The truss rods with the separate support at the mudguard comes from G519 production. This was probably the first Huffman production bike to use this style. Westfield always used this style of bracket on G519's, though the rods were slightly different, as were the bolts on the top holding them on. It can be seen in one of Jerry's photos that the recessed Huffman bolts have been used. Some further detail here: https://thecabe.com/forum/threads/inside-threaded-truss-rods.169945/page-2#post-1156450  Huffman used supports welded directly to the fork for most, if not all of their first G519 contract. This Westfield format was adopted for their second G519 contract, and the USMC bike sits between the two, so is an early Huffman example of this.

The front hub is marked Eclipse 36-10, which is the same heavy gauge hub as used on G519, so I've no doubt the rear is marked in the same way. Because they are Army green, they appear to have been drawn from G519 stock.

Westfield produced G519 stuck quite rigidly to specification for parts. Huffman, as a smaller supplier, seem to have had to substitute parts for their G519's more often, and known variations from the Westfield version which were not manufacturer specific include seats, wheel rims, pedals, grips.

Huffman used at least two wheel rim types on G519, but not this one. At the very end of G519 production (very late 1943 to early 1944) , Westfield used these rims when they produced a small batch, or possibly two, of bicycles that were similar to the Army G519, but marked MC rather than MG for the serial number,. It's generally accepted (though there is still no absolute proof) that these are USMC contract bikes. They have similarities to this one, such as the 'hooked' wheel rims, the drop stand, the colour.

The pedals are by Persons, and have been seen on production Huffman G519, though there has been controversy as to whether they were original (I personally think so), or substitute spares from stores. The link is to a unrestored Huffman with the same pedals, and a Mesinger saddle too. I don't know if the hex head bolts through the blocks on the pedals are replacements, or again, substitute standard, since they don't match the round headed bolts more commonly seen. This G519 dates to July/August 1943.

https://forums.g503.com/viewtopic.php?t=229295

Another slightly esoteric feature of this bike is that it has a Huffman headbadge. By this point of the war, civilian models didn't have them (indeed, that's why Huffman started stamping H in front of the serial number, Westfield did the same with civilian bikes receiving a W), G519 bikes always had headbadges, as does this bike, which implies military again. As an example, here is a similar dated (2 or 3 weeks earlier than the USMC bike), but civilian Huffman without a headbadge, or even screwholes for one.

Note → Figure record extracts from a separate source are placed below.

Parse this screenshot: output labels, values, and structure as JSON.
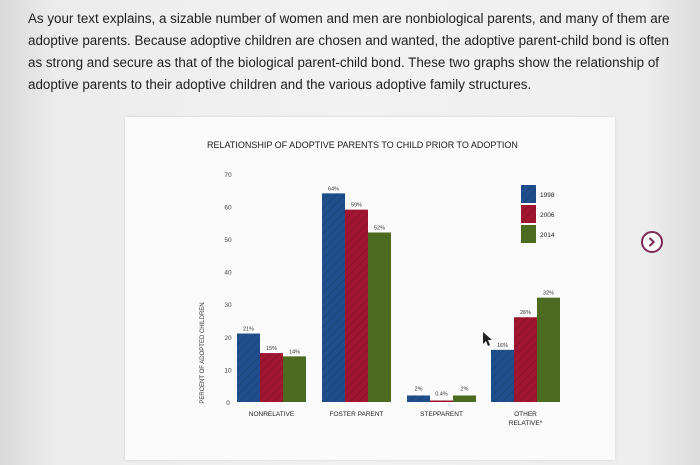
{
  "intro_text": "As your text explains, a sizable number of women and men are nonbiological parents, and many of them are adoptive parents. Because adoptive children are chosen and wanted, the adoptive parent-child bond is often as strong and secure as that of the biological parent-child bond. These two graphs show the relationship of adoptive parents to their adoptive children and the various adoptive family structures.",
  "next_button_icon": "chevron-right-icon",
  "colors": {
    "1998": "#1f4e8c",
    "2006": "#a01530",
    "2014": "#4d6b20",
    "accent": "#7a2a57"
  },
  "chart_data": {
    "type": "bar",
    "title": "RELATIONSHIP OF ADOPTIVE PARENTS TO CHILD PRIOR TO ADOPTION",
    "ylabel": "PERCENT OF ADOPTED CHILDREN",
    "ylim": [
      0,
      70
    ],
    "yticks": [
      "0",
      "10",
      "20",
      "30",
      "40",
      "50",
      "60",
      "70"
    ],
    "categories": [
      "NONRELATIVE",
      "FOSTER PARENT",
      "STEPPARENT",
      "OTHER RELATIVE*"
    ],
    "series": [
      {
        "name": "1998",
        "values": [
          21,
          64,
          2,
          16
        ],
        "labels": [
          "21%",
          "64%",
          "2%",
          "16%"
        ]
      },
      {
        "name": "2006",
        "values": [
          15,
          59,
          0.4,
          26
        ],
        "labels": [
          "15%",
          "59%",
          "0.4%",
          "26%"
        ]
      },
      {
        "name": "2014",
        "values": [
          14,
          52,
          2,
          32
        ],
        "labels": [
          "14%",
          "52%",
          "2%",
          "32%"
        ]
      }
    ],
    "legend": "top-right"
  }
}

I've just noticed it has Persons pedals too, though I'm not sure if the blocks are wood or rubber.

https://thecabe.com/forum/threads/blackout-huffman-bike-greasy-too.147805/

Paint, as Jerry observed, anything from the G519 parts bin is in an Army green, otherwise USMC. 

As I said, feel free to add comments, and I'm very happy to discuss any of the observations above, or respond to any particular questions (I can't guarantee I'll know the answer). (-:

Best Regards,

Adrian


----------



## blackcat (May 22, 2021)

Hello Adrian;
Its true that this survivor is a real surprise for us. 
To come back to the pedals,  i don't think they are PERSONS, i would go for TORRINGTON METEOR n°3 in Roman style.


In the photo, they are in Gothic style with the spikes on the front and rear bearings.
On the other hand, the screws which hold the wood wedges are different on those of Jerry.
( this is only my personnal opinion ).
 Regards;
Serge


----------



## Dave Stromberger (Jun 4, 2021)

blackcat said:


> Hello Adrian;
> Its true that this survivor is a real surprise for us.
> To come back to the pedals,  i don't think they are PERSONS, i would go for TORRINGTON METEOR n°3 in Roman style.
> 
> ...





@blackcat, I was thinking the same thing, but wasn't sure, so I started digging through my junk pile and came up with these Persons pedals. They match the ones seen on some G519's.  Very close to the Torrington though! Unfortunately for me, the nice pair I found are ladies size. I have a few others that are in various states of disrepair. I think I can piece together a restorable mens pair... shy of the wood blocks that is.


----------



## blackcat (Jun 5, 2021)

Hello;
@Dave Stromberger , oh yes, with a photo like that, i bow  😺
To be honest, i didn't know these!
Thanks!
Regards;
Serge


----------